Oil sinks below $63 to lowest in over five-years on glut, weak demand
Brent crude oil slipped on Friday to below $63 a barrel, its lowest since July 2009, on persistent concerns over a global supply glut and a sluggish demand outlook.
Brent is down roughly 9 percent this week, some 45 percent below its June peak above $115 per barrel.
Oil prices will likely come under further downward pressure, the International Energy Agency said as it cut its outlook for demand growth in 2015 and predicted that healthy non-OPEC supply gains were poised to aggravate the glut.
The agency, which coordinates the energy policies of industrialized countries, cut its outlook for global oil demand growth for 2015 by 230,000 barrels per day (bpd) to 0.9 million bpd on expectations for lower fuel consumption in Russia and other oil-exporting countries.
"It spells out the main scenarios that are in the market and said that stockpiles will be substantially bigger in the first half of 2015," said Bjarne Schieldrop, chief commodity analyst for SEB in Oslo.
The Organization of the Petroleum Exporting Countries (OPEC), which accounts for a third of global oil output, cut its 2015 demand forecast this week to the lowest in more than a decade.
"It's following the trend lower.
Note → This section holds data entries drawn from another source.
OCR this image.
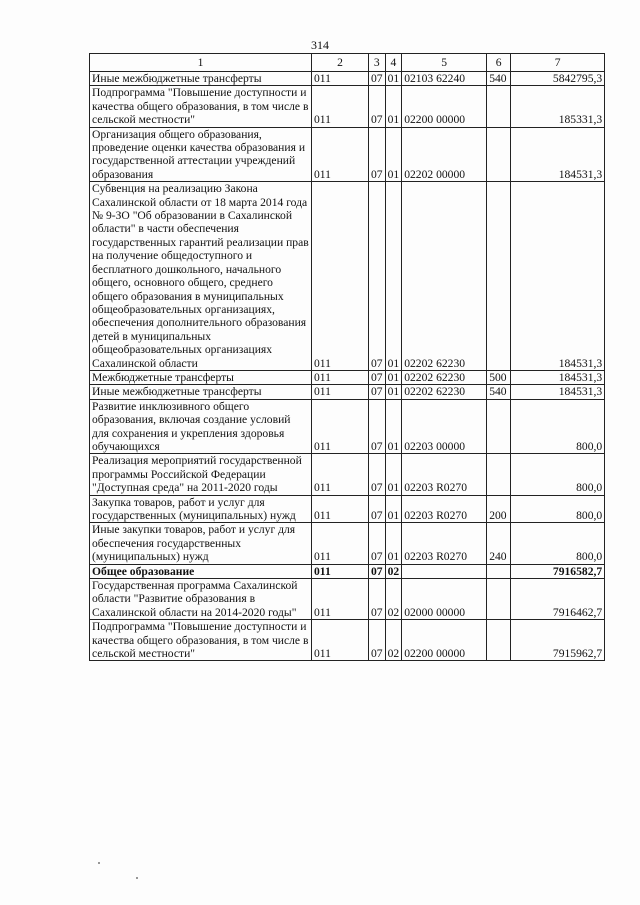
314
1	2	3	4	5	6	7
Иные межбюджетные трансферты	011	07	01	02103 62240	540	5842795,3
Подпрограмма "Повышение доступности и качества общего образования, в том числе в сельской местности"	011	07	01	02200 00000		185331,3
Организация общего образования, проведение оценки качества образования и государственной аттестации учреждений образования	011	07	01	02202 00000		184531,3
Субвенция на реализацию Закона Сахалинской области от 18 марта 2014 года № 9-ЗО "Об образовании в Сахалинской области" в части обеспечения государственных гарантий реализации прав на получение общедоступного и бесплатного дошкольного, начального общего, основного общего, среднего общего образования в муниципальных общеобразовательных организациях, обеспечения дополнительного образования детей в муниципальных общеобразовательных организациях Сахалинской области	011	07	01	02202 62230		184531,3
Межбюджетные трансферты	011	07	01	02202 62230	500	184531,3
Иные межбюджетные трансферты	011	07	01	02202 62230	540	184531,3
Развитие инклюзивного общего образования, включая создание условий для сохранения и укрепления здоровья обучающихся	011	07	01	02203 00000		800,0
Реализация мероприятий государственной программы Российской Федерации "Доступная среда" на 2011-2020 годы	011	07	01	02203 R0270		800,0
Закупка товаров, работ и услуг для государственных (муниципальных) нужд	011	07	01	02203 R0270	200	800,0
Иные закупки товаров, работ и услуг для обеспечения государственных (муниципальных) нужд	011	07	01	02203 R0270	240	800,0
Общее образование	011	07	02			7916582,7
Государственная программа Сахалинской области "Развитие образования в Сахалинской области на 2014-2020 годы"	011	07	02	02000 00000		7916462,7
Подпрограмма "Повышение доступности и качества общего образования, в том числе в сельской местности"	011	07	02	02200 00000		7915962,7
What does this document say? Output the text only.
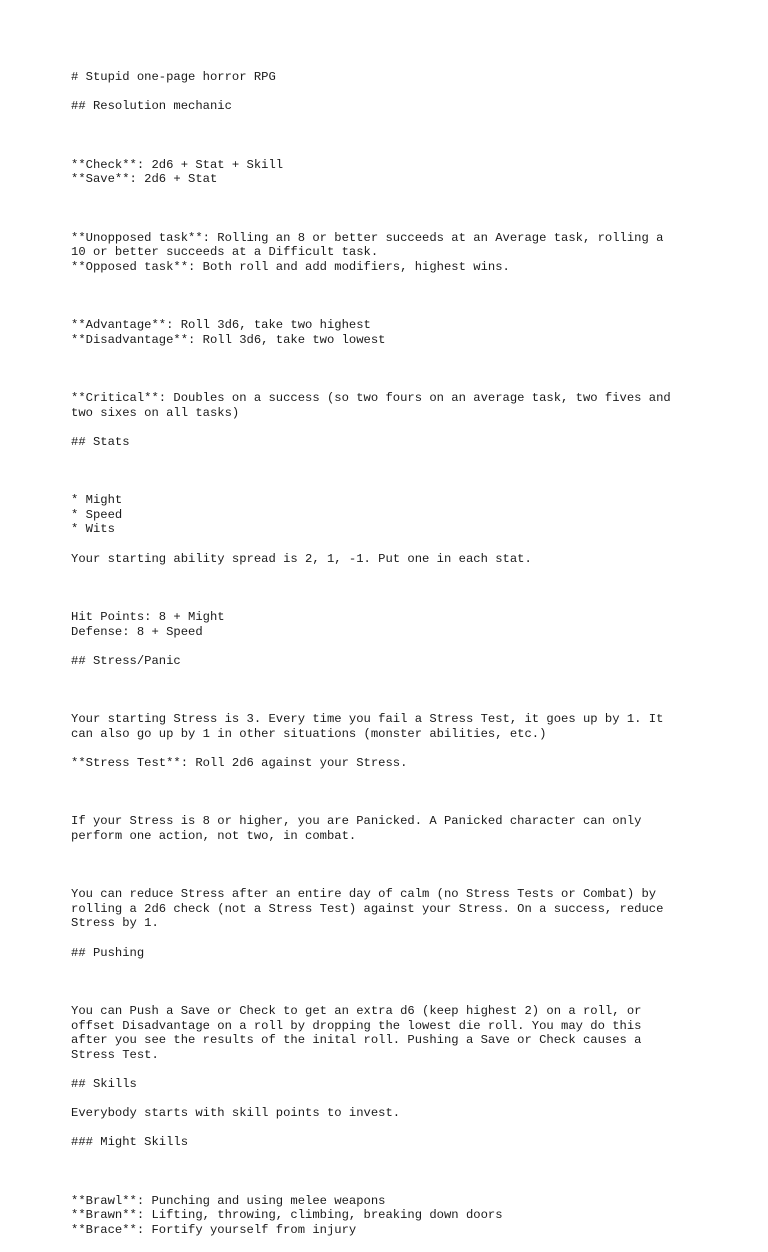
# Stupid one-page horror RPG

## Resolution mechanic

**Check**: 2d6 + Stat + Skill
**Save**: 2d6 + Stat

**Unopposed task**: Rolling an 8 or better succeeds at an Average task, rolling a
10 or better succeeds at a Difficult task.
**Opposed task**: Both roll and add modifiers, highest wins.

**Advantage**: Roll 3d6, take two highest
**Disadvantage**: Roll 3d6, take two lowest

**Critical**: Doubles on a success (so two fours on an average task, two fives and
two sixes on all tasks)

## Stats

* Might
* Speed
* Wits

Your starting ability spread is 2, 1, -1. Put one in each stat.

Hit Points: 8 + Might
Defense: 8 + Speed

## Stress/Panic

Your starting Stress is 3. Every time you fail a Stress Test, it goes up by 1. It
can also go up by 1 in other situations (monster abilities, etc.)

**Stress Test**: Roll 2d6 against your Stress.

If your Stress is 8 or higher, you are Panicked. A Panicked character can only
perform one action, not two, in combat.

You can reduce Stress after an entire day of calm (no Stress Tests or Combat) by
rolling a 2d6 check (not a Stress Test) against your Stress. On a success, reduce
Stress by 1.

## Pushing

You can Push a Save or Check to get an extra d6 (keep highest 2) on a roll, or
offset Disadvantage on a roll by dropping the lowest die roll. You may do this
after you see the results of the inital roll. Pushing a Save or Check causes a
Stress Test.

## Skills

Everybody starts with skill points to invest.

### Might Skills

**Brawl**: Punching and using melee weapons
**Brawn**: Lifting, throwing, climbing, breaking down doors
**Brace**: Fortify yourself from injury
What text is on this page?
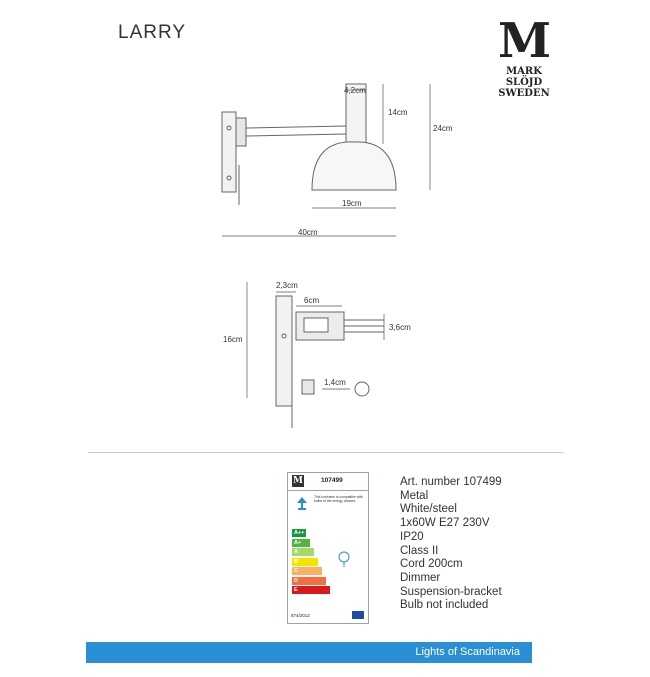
LARRY	M
MARK
SLÖJD
SWEDEN
4,2cm
14cm
24cm
19cm
40cm
2,3cm
6cm
3,6cm
16cm
1,4cm
M	107499
This luminaire is compatible with bulbs of the energy classes:
A++
A+
A
B
C
D
E
874/2012
Art. number 107499
Metal
White/steel
1x60W E27 230V
IP20
Class II
Cord 200cm
Dimmer
Suspension-bracket
Bulb not included
Lights of Scandinavia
The market has reacted strongly to the OPEC forecast cut, and it is focusing only on the negative," said Hans van Cleef, senior energy economist at ABN Amro in Amsterdam.
He added that there was little technical support until the $50-55 level.
Brent was down 54 cents at $63.14 per barrel by 4:57 a.m. EST, having hit an intraday low of $62.75.
U.S. crude was down 74 cents at $59.21 a barrel, after falling to a low of $58.80, also the weakest since July 2009. The contract has lost about 10 percent this week.
Top energy consumer China released data on Friday showing near-record refinery runs in November, with factory output growth weaker than expected.
High Chinese oil demand, which has remained above 10 million bpd for the past three months, could help provide a floor for prices.
Remarks by Saudi Arabia's oil minister reiterating that the kingdom will not cut output, and a surprise jump in U.S. crude and distillate inventories, have driven down prices this week.
OPEC exporters are battling for market share. Kuwait has set the official selling price for crude sales to Asian buyers for January at $3.95 a barrel below the average of Oman/Dubai quotes, a trader said, its lowest since December 2008.